In the nonprofit cultural world, big grants are the holy grail — the juice that keeps countless organizations running. But sometimes small grants, carefully chosen, have an outsized impact, especially when they’re made to individual artists trying to realize the money to finance particular projects.
That’s where programs such as the Milagro Latino Artist Fund Awards come in. Milagro, the Southeast Portland theater and cultural gathering-spot, has just announced $12,000 in grants divided among 16 arts projects — money that is crucial to completing the works, which range from producing a musical album to producing a Latin American film festival.
The awardees:
- Sofia Carpenter-Rodrigues, $300 to create a Dia de los Muertos Loteria board game, which will be available to buy in October at a game night at Milagro.

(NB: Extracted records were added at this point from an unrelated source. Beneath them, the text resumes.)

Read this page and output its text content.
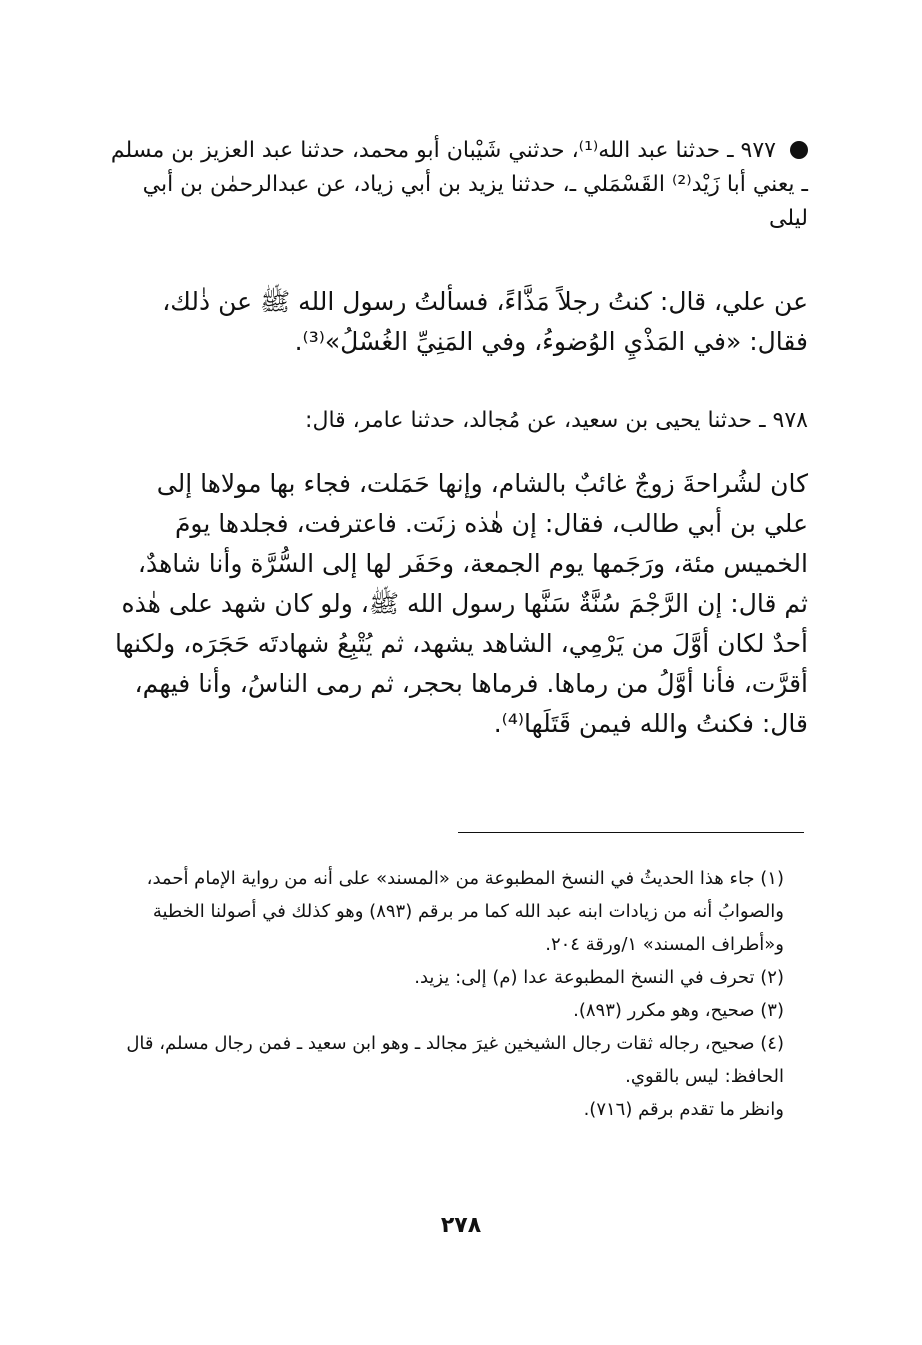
٩٧٧ ـ حدثنا عبد الله⁽¹⁾، حدثني شَيْبان أبو محمد، حدثنا عبد العزيز بن مسلم ـ يعني أبا زَيْد⁽²⁾ القَسْمَلي ـ، حدثنا يزيد بن أبي زياد، عن عبدالرحمٰن بن أبي ليلى
عن علي، قال: كنتُ رجلاً مَذَّاءً، فسألتُ رسول الله ﷺ عن ذٰلك، فقال: «في المَذْيِ الوُضوءُ، وفي المَنِيِّ الغُسْلُ»⁽³⁾.
٩٧٨ ـ حدثنا يحيى بن سعيد، عن مُجالد، حدثنا عامر، قال:
كان لشُراحةَ زوجٌ غائبٌ بالشام، وإنها حَمَلت، فجاء بها مولاها إلى علي بن أبي طالب، فقال: إن هٰذه زنَت. فاعترفت، فجلدها يومَ الخميس مئة، ورَجَمها يوم الجمعة، وحَفَر لها إلى السُّرَّة وأنا شاهدٌ، ثم قال: إن الرَّجْمَ سُنَّةٌ سَنَّها رسول الله ﷺ، ولو كان شهد على هٰذه أحدٌ لكان أوَّلَ من يَرْمِي، الشاهد يشهد، ثم يُتْبِعُ شهادتَه حَجَرَه، ولكنها أقرَّت، فأنا أوَّلُ من رماها. فرماها بحجر، ثم رمى الناسُ، وأنا فيهم، قال: فكنتُ والله فيمن قَتَلَها⁽⁴⁾.
(١) جاء هذا الحديثُ في النسخ المطبوعة من «المسند» على أنه من رواية الإمام أحمد، والصوابُ أنه من زيادات ابنه عبد الله كما مر برقم (٨٩٣) وهو كذلك في أصولنا الخطية و«أطراف المسند» ١/ورقة ٢٠٤.
(٢) تحرف في النسخ المطبوعة عدا (م) إلى: يزيد.
(٣) صحيح، وهو مكرر (٨٩٣).
(٤) صحيح، رجاله ثقات رجال الشيخين غيرَ مجالد ـ وهو ابن سعيد ـ فمن رجال مسلم، قال الحافظ: ليس بالقوي.
وانظر ما تقدم برقم (٧١٦).
٢٧٨
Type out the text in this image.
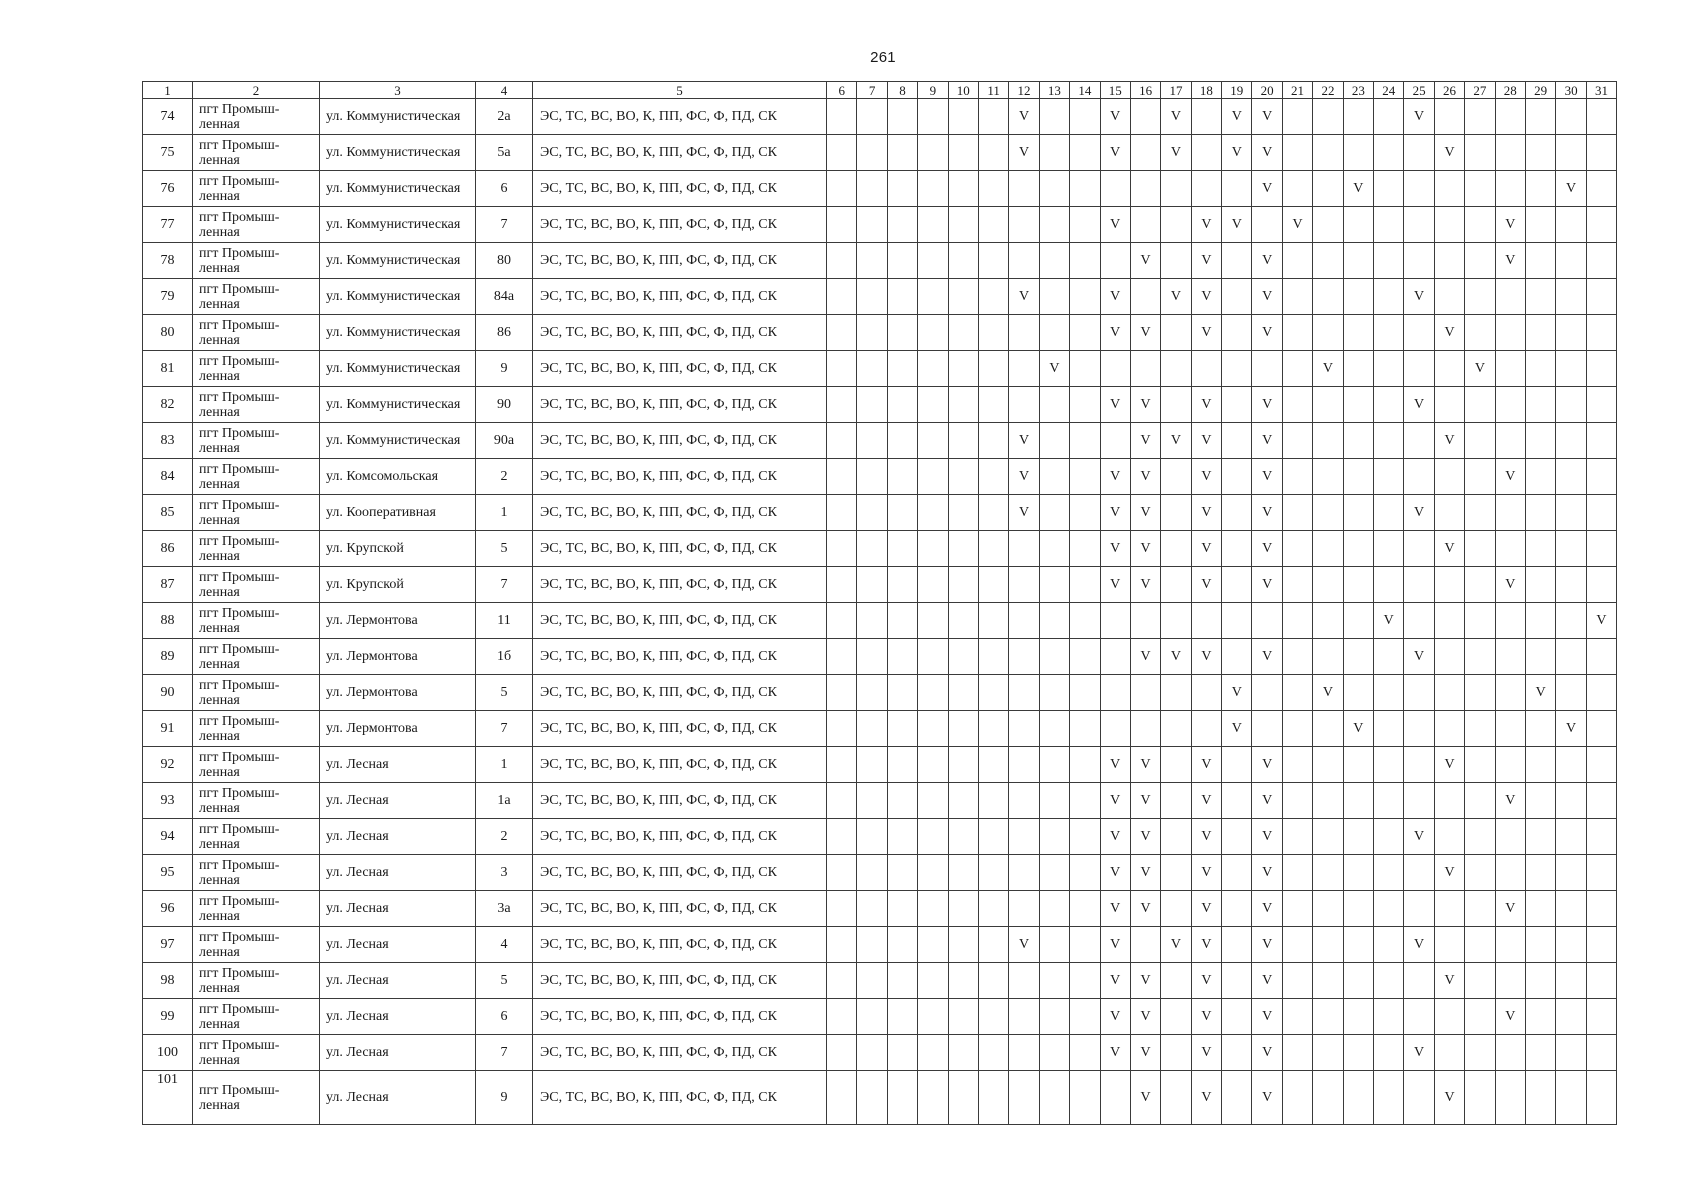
261
1	2	3	4	5	6	7	8	9	10	11	12	13	14	15	16	17	18	19	20	21	22	23	24	25	26	27	28	29	30	31
74	пгт Промыш-ленная	ул. Коммунистическая	2а	ЭС, ТС, ВС, ВО, К, ПП, ФС, Ф, ПД, СК							V			V		V		V	V					V						
75	пгт Промыш-ленная	ул. Коммунистическая	5а	ЭС, ТС, ВС, ВО, К, ПП, ФС, Ф, ПД, СК							V			V		V		V	V						V					
76	пгт Промыш-ленная	ул. Коммунистическая	6	ЭС, ТС, ВС, ВО, К, ПП, ФС, Ф, ПД, СК															V			V							V	
77	пгт Промыш-ленная	ул. Коммунистическая	7	ЭС, ТС, ВС, ВО, К, ПП, ФС, Ф, ПД, СК										V			V	V		V							V			
78	пгт Промыш-ленная	ул. Коммунистическая	80	ЭС, ТС, ВС, ВО, К, ПП, ФС, Ф, ПД, СК											V		V		V								V			
79	пгт Промыш-ленная	ул. Коммунистическая	84а	ЭС, ТС, ВС, ВО, К, ПП, ФС, Ф, ПД, СК							V			V		V	V		V					V						
80	пгт Промыш-ленная	ул. Коммунистическая	86	ЭС, ТС, ВС, ВО, К, ПП, ФС, Ф, ПД, СК										V	V		V		V						V					
81	пгт Промыш-ленная	ул. Коммунистическая	9	ЭС, ТС, ВС, ВО, К, ПП, ФС, Ф, ПД, СК								V									V					V				
82	пгт Промыш-ленная	ул. Коммунистическая	90	ЭС, ТС, ВС, ВО, К, ПП, ФС, Ф, ПД, СК										V	V		V		V					V						
83	пгт Промыш-ленная	ул. Коммунистическая	90а	ЭС, ТС, ВС, ВО, К, ПП, ФС, Ф, ПД, СК							V				V	V	V		V						V					
84	пгт Промыш-ленная	ул. Комсомольская	2	ЭС, ТС, ВС, ВО, К, ПП, ФС, Ф, ПД, СК							V			V	V		V		V								V			
85	пгт Промыш-ленная	ул. Кооперативная	1	ЭС, ТС, ВС, ВО, К, ПП, ФС, Ф, ПД, СК							V			V	V		V		V					V						
86	пгт Промыш-ленная	ул. Крупской	5	ЭС, ТС, ВС, ВО, К, ПП, ФС, Ф, ПД, СК										V	V		V		V						V					
87	пгт Промыш-ленная	ул. Крупской	7	ЭС, ТС, ВС, ВО, К, ПП, ФС, Ф, ПД, СК										V	V		V		V								V			
88	пгт Промыш-ленная	ул. Лермонтова	11	ЭС, ТС, ВС, ВО, К, ПП, ФС, Ф, ПД, СК																			V							V
89	пгт Промыш-ленная	ул. Лермонтова	1б	ЭС, ТС, ВС, ВО, К, ПП, ФС, Ф, ПД, СК											V	V	V		V					V						
90	пгт Промыш-ленная	ул. Лермонтова	5	ЭС, ТС, ВС, ВО, К, ПП, ФС, Ф, ПД, СК														V			V							V		
91	пгт Промыш-ленная	ул. Лермонтова	7	ЭС, ТС, ВС, ВО, К, ПП, ФС, Ф, ПД, СК														V				V							V	
92	пгт Промыш-ленная	ул. Лесная	1	ЭС, ТС, ВС, ВО, К, ПП, ФС, Ф, ПД, СК										V	V		V		V						V					
93	пгт Промыш-ленная	ул. Лесная	1а	ЭС, ТС, ВС, ВО, К, ПП, ФС, Ф, ПД, СК										V	V		V		V								V			
94	пгт Промыш-ленная	ул. Лесная	2	ЭС, ТС, ВС, ВО, К, ПП, ФС, Ф, ПД, СК										V	V		V		V					V						
95	пгт Промыш-ленная	ул. Лесная	3	ЭС, ТС, ВС, ВО, К, ПП, ФС, Ф, ПД, СК										V	V		V		V						V					
96	пгт Промыш-ленная	ул. Лесная	3а	ЭС, ТС, ВС, ВО, К, ПП, ФС, Ф, ПД, СК										V	V		V		V								V			
97	пгт Промыш-ленная	ул. Лесная	4	ЭС, ТС, ВС, ВО, К, ПП, ФС, Ф, ПД, СК							V			V		V	V		V					V						
98	пгт Промыш-ленная	ул. Лесная	5	ЭС, ТС, ВС, ВО, К, ПП, ФС, Ф, ПД, СК										V	V		V		V						V					
99	пгт Промыш-ленная	ул. Лесная	6	ЭС, ТС, ВС, ВО, К, ПП, ФС, Ф, ПД, СК										V	V		V		V								V			
100	пгт Промыш-ленная	ул. Лесная	7	ЭС, ТС, ВС, ВО, К, ПП, ФС, Ф, ПД, СК										V	V		V		V					V						
101	пгт Промыш-ленная	ул. Лесная	9	ЭС, ТС, ВС, ВО, К, ПП, ФС, Ф, ПД, СК											V		V		V						V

- Kaylee Morgan Fernandez, from Chile, $300 to help finish the animated series Unconditional Self Love.
- Diego Gioseffi, from Buenos Aires, $600 to help produce his mixed-media collage exhibit Shan shui: On nature decolonization.
- Joenally Gonzalez, from Puerto Rico, $800 to produce copies of a bilingual story to be donated to El Puente Bilingual School in Milwaukie, Oregon.
- Clara Grun Santaua, Nicaraguan singer/songwriter, $1,000 to produce an album focused on her spiritual connection to trees.
- Paulina Levaggi, from Uruguay, $400 to help fund her sculpture Changing Perspectives.
- Eliborio Limon, director of Raices De Oregón, a nonprofit organization that provides folklorico dance classes to children and adults in Springfield and Eugene, $900 to help produce a show at a professional theater in Eugene.
- Julie Ann Lopez, Portland photographer, $1,000 to create an exhibit the multimedia installation Love, Bigfoot: Reimaging Life and Conversations with My Father.
- Anabertha Martinez, health worker from Guanajuato, Mexico, $1,150 to help bring her group Caminos de Crecimiento (Journeys of Growth) to lead a series of workshops at Milagro.
- Mika Martinez, $900 to help create the photo exhibit The History and Evolution of La Catrina, which will be featured in Milagro’s lobby during the 27th annual Dia de los Muertos Festival.
- Maria Osterroth, $1,600 to help produce her 17th annual Portland Latin American Film Festival; man of the films will be shown at Portland’s Hollywood Theatre throughout Fall 2023.
- Peruvian Pride PDX, directed by Antuanet Powell, $250 to help underwrite a performance at the South American Festival in Portland to “share the diversity of Peruvian culture through dance.”
- Bunnie Rivera, $300 to help with production costs for This Land Is. a project about homeless Latino youth.
- Karma Rivera, Portland rapper, $650 to help produce her music video Good 4U.
- Eviana Vergara, $600 to help market her short film Orgullo to various film festivals around the country. The film also will be presented at Milagro’s summer film camp for Latino filmmakers.
- Gabriela Vidal Alvarado, from Portugal, $1,200 to help translate, market, and ship copes to Peru of her book of poetry and photography about her journey of living with Down syndrome.